The findings on the world’s largest nut will help put to rest some myths and mysteries around its reproduction. The newly discovered facts surrounding the sex determination of coco de mer trees was published in a research paper carried out by the Seychelles Islands Foundation (SIF) in partnership with Swiss scientists from ETH Zürich.
The research – initiated by Emma Morgan as part of her PhD programme in 2013 — looked at several demographic and genetic processes underlying the regeneration of coco de mer. 
The chief executive of SIF, Frauke Fleischer-Dogley, told SNA last week that the main result of this specific part of the genetic research has been that the ratio between female and male plants are equal at nut stage. 
“This is very important in the management of the species such that there should be no selective removal or planting of nuts of a certain shape to ensure that the palm is female or male,” said Fleischer-Dogley. 

In the palm forests of Fond Ferdinand and at the Praslin National Park there are significantly more females than males, whereas in the Vallee de Mai there are more males.  (Gerard Larose) Photo license: CC-BY
Coco de mer, otherwise known as the Lodoicea, is unique to the 115 islands archipelago in the western Indian Ocean. Coco de mer is dioecious, meaning each plant is either male or female.
The nut grows naturally on only two of Seychelles’ islands. On Praslin, the second most populated island, in the Vallee de Mai special reserve which is also one of the two island nation’s UNESCO World Heritage sites. 
The plant can also be found on Curieuse Island, a national park located very close to Praslin. Its status as king of the palms and a giant in the plant kingdom makes it a major attraction for holidaymakers.
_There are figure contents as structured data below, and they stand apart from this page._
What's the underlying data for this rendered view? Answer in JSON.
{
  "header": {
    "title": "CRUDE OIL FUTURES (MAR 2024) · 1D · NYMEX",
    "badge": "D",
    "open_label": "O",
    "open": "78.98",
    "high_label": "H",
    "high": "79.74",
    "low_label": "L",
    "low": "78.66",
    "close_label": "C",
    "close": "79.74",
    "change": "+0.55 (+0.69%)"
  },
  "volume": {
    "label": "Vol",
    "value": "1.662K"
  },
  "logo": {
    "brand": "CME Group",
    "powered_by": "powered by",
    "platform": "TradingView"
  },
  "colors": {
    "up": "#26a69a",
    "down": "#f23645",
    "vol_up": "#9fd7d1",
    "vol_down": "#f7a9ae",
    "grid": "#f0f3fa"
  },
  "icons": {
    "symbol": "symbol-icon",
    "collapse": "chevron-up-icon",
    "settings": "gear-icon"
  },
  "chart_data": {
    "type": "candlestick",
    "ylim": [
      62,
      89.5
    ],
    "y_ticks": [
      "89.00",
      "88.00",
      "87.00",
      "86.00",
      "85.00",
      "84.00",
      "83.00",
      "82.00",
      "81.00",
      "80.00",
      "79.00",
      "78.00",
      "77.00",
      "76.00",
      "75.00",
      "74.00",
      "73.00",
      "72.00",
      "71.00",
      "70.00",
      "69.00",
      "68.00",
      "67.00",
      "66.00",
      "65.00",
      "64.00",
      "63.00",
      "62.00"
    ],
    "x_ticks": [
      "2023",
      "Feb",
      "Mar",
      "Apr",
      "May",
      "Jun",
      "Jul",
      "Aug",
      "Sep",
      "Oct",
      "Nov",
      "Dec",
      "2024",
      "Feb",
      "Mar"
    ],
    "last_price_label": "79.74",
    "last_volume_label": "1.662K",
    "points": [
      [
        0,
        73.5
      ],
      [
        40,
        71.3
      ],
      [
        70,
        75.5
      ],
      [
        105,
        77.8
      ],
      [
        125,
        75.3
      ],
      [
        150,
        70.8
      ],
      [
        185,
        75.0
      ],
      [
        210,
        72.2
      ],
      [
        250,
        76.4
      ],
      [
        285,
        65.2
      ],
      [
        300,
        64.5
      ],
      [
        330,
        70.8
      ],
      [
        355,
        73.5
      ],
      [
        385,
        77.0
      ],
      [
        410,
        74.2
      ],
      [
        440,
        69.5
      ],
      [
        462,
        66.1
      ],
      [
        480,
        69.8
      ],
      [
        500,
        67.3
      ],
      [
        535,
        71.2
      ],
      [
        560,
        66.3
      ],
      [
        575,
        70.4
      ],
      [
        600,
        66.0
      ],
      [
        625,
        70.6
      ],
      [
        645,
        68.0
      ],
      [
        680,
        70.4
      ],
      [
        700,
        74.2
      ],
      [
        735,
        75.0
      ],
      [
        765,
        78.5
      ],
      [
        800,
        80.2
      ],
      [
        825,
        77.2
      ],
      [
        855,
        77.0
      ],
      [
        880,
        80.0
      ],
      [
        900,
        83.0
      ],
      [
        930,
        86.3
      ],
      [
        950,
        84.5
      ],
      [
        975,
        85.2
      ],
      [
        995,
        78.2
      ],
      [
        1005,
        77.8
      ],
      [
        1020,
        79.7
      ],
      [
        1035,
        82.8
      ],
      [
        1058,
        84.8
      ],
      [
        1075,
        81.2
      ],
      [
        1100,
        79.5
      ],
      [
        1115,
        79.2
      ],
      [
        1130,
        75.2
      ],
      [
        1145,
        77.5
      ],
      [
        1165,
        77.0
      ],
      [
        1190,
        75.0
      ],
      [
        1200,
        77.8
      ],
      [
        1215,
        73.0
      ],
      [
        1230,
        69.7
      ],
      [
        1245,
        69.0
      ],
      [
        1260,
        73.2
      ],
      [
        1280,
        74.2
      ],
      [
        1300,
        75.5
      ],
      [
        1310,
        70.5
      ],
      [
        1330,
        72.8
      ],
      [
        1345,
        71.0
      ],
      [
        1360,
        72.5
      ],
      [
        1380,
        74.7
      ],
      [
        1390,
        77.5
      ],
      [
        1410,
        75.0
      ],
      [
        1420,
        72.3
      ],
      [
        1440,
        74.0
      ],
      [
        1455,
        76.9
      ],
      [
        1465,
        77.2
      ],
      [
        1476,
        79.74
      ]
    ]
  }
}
The research revealed that in most wild populations the adult sex ratio is not even. For instance, in the palm forests of Fond Ferdinand and at the Praslin National Park there are significantly more females than males, whereas in the Vallee de Mai there are more males. 
According to Fleischer-Dogley: All coco de mer populations showing a certain bias towards one sex have been heavily impacted by human activities, for example, fire or selective harvest of the coco de mer for timber according to beliefs that the wood of one sex was superior.
“Also in the past, the commonly called coco de mer heart – the very young leaf which was not unfolded yet — was harvested for craftwork. There is a possibility that these leaves were harvested selectively from male trees since any serious damage of the inner part of a coco de mer palm would result in its death,” explained the chief executive. 

The findings on the world’s largest nut will help put to rest some myths and mysteries around its reproduction. (Romano Laurence, Seychelles News Agency) Photo license: CC-BY
The coco de mer can take up to 50 years to reach sexual maturity and start producing flowers and until then it is impossible to visually distinguish the sexes. “For this reason, we have not known whether the skewed sex ratios in adults are due to different proportions of males and females germinating or to differing mortality rates in a later age,” said Fleischer-Dogley.
Rehabilitating certain areas to ensure a balance in the sex of the population is maintained in some areas is another advantage in the management of the plant species. 
“We need to designate certain areas in our coco de mer forests to partially restore our coco de mer populations as much as possible in which coco de mer nuts can germinate and seedlings grow naturally. This should lead to the regeneration of a gender-balanced and healthy coco de mer population,” said Fleischer-Dogley.
The research scientists developed a new method that allowed them to determine the sex of immature plants – something which has not been possible before. The authors screened almost 600 immature plants on Praslin and Curieuse and discovered that the two sexes germinated in roughly equal numbers. 
In 2018, a three-month national census conducted where coco de mer trees are found, except for Curieuse Island, revealed that there are about 8000 healthy trees. The survey covered both government and private properties where trees grow. The census was undertaken by the Ministry of Environment to provide updated information to allow better management and ensure its survival.